Société. Des Coteaux au Sénégal, la solidarité comme école de vie pour de jeunes Mulhousiens

Les adages sont souvent pertinents. Celui voulant que « les voyages forment la jeunesse » confirme ce principe, à voir et écouter les acteurs du projet solidaire mené en février dernier, une expédition qui les a durablement et profondément métamorphosés. « On a une nouvelle approche du confort dont on dispose : là-bas, ils ont moins qu’ici et ils sont heureux », glissera à ce titre l’un des neuf participants à cette folle idée de voyage née dans l’esprit de jeunes filles du quartier des Coteaux.

« Une vraie osmose dans le groupe »

Entendu par l’équipe de l’association familiale et sociale l’Association familiale et sociale des Coteaux à Mulhouse, l’ Afsco donc, ce désir a trouvé un écho auprès d’Abdulaye Diallo, lequel souhaitait conduire une action solidaire au Sénégal où plongent ses racines familiales. « J’ai grandi dans le quartier et fréquenté l’Afsco dans ma jeunesse, cela m’a apporté de la stabilité et appris le vivre-ensemble, c’était une deuxième famille et je voulais partager cela avec des jeunes, mais aussi faire quelque chose pour le village d’origine de ma maman », explique pudiquement celui qui a ainsi fédéré les bonnes volontés autour de la construction d’un préau pour les écoliers de Wodobéré.

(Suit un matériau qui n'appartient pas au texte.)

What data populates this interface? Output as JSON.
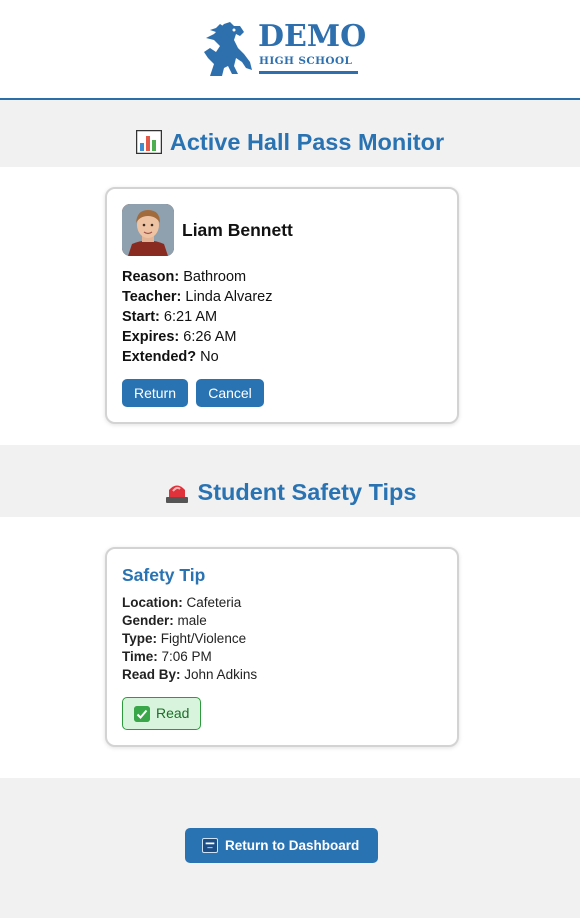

Rejoint par des garçons, le projet a pris de l’ampleur au gré des actions menées pour le financer tout en forgeant la cohésion de l’équipe décidée à le mener à bien. Une entreprise pas forcément évidente : « Les gens nous ont fait un peu peur ici avant notre départ, mais je peux vous assurer qu’une vraie osmose s’est créée dans le groupe ! », assure Zaya Merimeche, animatrice de l’espace jeunes de l’Afsco, particulièrement impliquée dans le pilotage des opérations. Ce, en lien avec Espoir et Avenir dont le trésorier, James Sow, rappelle que le but de cette association est précisément « d’amener des jeunes des quartiers en Afrique pour y apporter de l’aide et en retour, mesurer la chance qu’ils ont ».

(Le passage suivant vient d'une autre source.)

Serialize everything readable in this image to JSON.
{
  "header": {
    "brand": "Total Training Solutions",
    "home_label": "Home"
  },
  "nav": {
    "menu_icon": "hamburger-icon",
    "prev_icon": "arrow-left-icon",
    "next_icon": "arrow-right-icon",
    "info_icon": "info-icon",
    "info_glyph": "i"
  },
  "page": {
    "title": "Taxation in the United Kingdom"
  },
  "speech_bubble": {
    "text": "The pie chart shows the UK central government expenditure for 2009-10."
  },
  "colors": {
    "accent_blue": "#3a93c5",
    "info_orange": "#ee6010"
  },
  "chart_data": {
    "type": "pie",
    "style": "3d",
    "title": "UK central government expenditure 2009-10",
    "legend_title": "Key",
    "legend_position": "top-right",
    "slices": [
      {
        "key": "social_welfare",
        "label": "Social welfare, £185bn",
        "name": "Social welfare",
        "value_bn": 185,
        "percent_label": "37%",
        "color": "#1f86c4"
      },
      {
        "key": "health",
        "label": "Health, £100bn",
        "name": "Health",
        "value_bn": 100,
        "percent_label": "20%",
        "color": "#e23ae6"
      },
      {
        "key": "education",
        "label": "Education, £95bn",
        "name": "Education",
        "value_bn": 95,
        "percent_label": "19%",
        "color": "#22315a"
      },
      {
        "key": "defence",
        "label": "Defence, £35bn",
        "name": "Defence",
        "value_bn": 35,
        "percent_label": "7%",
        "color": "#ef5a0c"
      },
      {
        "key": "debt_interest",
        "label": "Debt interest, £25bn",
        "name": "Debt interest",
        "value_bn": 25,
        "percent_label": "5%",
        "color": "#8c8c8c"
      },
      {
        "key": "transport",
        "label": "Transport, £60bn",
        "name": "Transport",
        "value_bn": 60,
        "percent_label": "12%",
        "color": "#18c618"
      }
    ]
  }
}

Des mois durant, les efforts se sont multipliés avec enthousiasme, se matérialisant par des travaux de menuiserie, l’organisation d’un dîner de gala avec défilé de mode, le ramassage de déchets et la sensibilisation à la problématique des déchets en partenariat avec le bailleur M2A Habitat. « Tout cela n’aurait pas été possible non plus sans les familles qui nous ont accordé leur confiance pour donner l’opportunité aux jeunes de partir », souligne encore Zaya Merimeche en précisant que le coût total du voyage pour les neuf jeunes et les six encadrants, y compris le chauffeur sur place, est revenu à 23 500 €, avec une part de 50 € par jeune. C’est dire qu’il a fallu huile de coude et investissement en temps pour parvenir à 10 000 € d’autofinancement, en plus des dons de particuliers et subventions exceptionnelles, dont 6 000 € venant de la Ville de Mulhouse, la sous-préfecture et la Caisse d’allocations familiales.

Huile de coude et investissement

« Vous m’avez épatée, vous êtes géniaux ! », résume une femme présente à la restitution du projet, dans la salle de spectacle de l’Afsco. À l’instar de toute l’assistance, elle a été touchée par les sourires et l’émotion, la simplicité aussi de ceux qui ont vécu l’aventure de leur vie sous le soleil poudré du Sénégal, à mettre autant de ciment entre les briques que dans leur lien avec leurs hôtes de Wodobéré. Davantage qu’un préau, c’est leur dignité et leur humanité que ces jeunes Mulhousiens ont érigées. Ça tombe bien : d’autres voyages sont en projet avec les équipes de l’Afsco.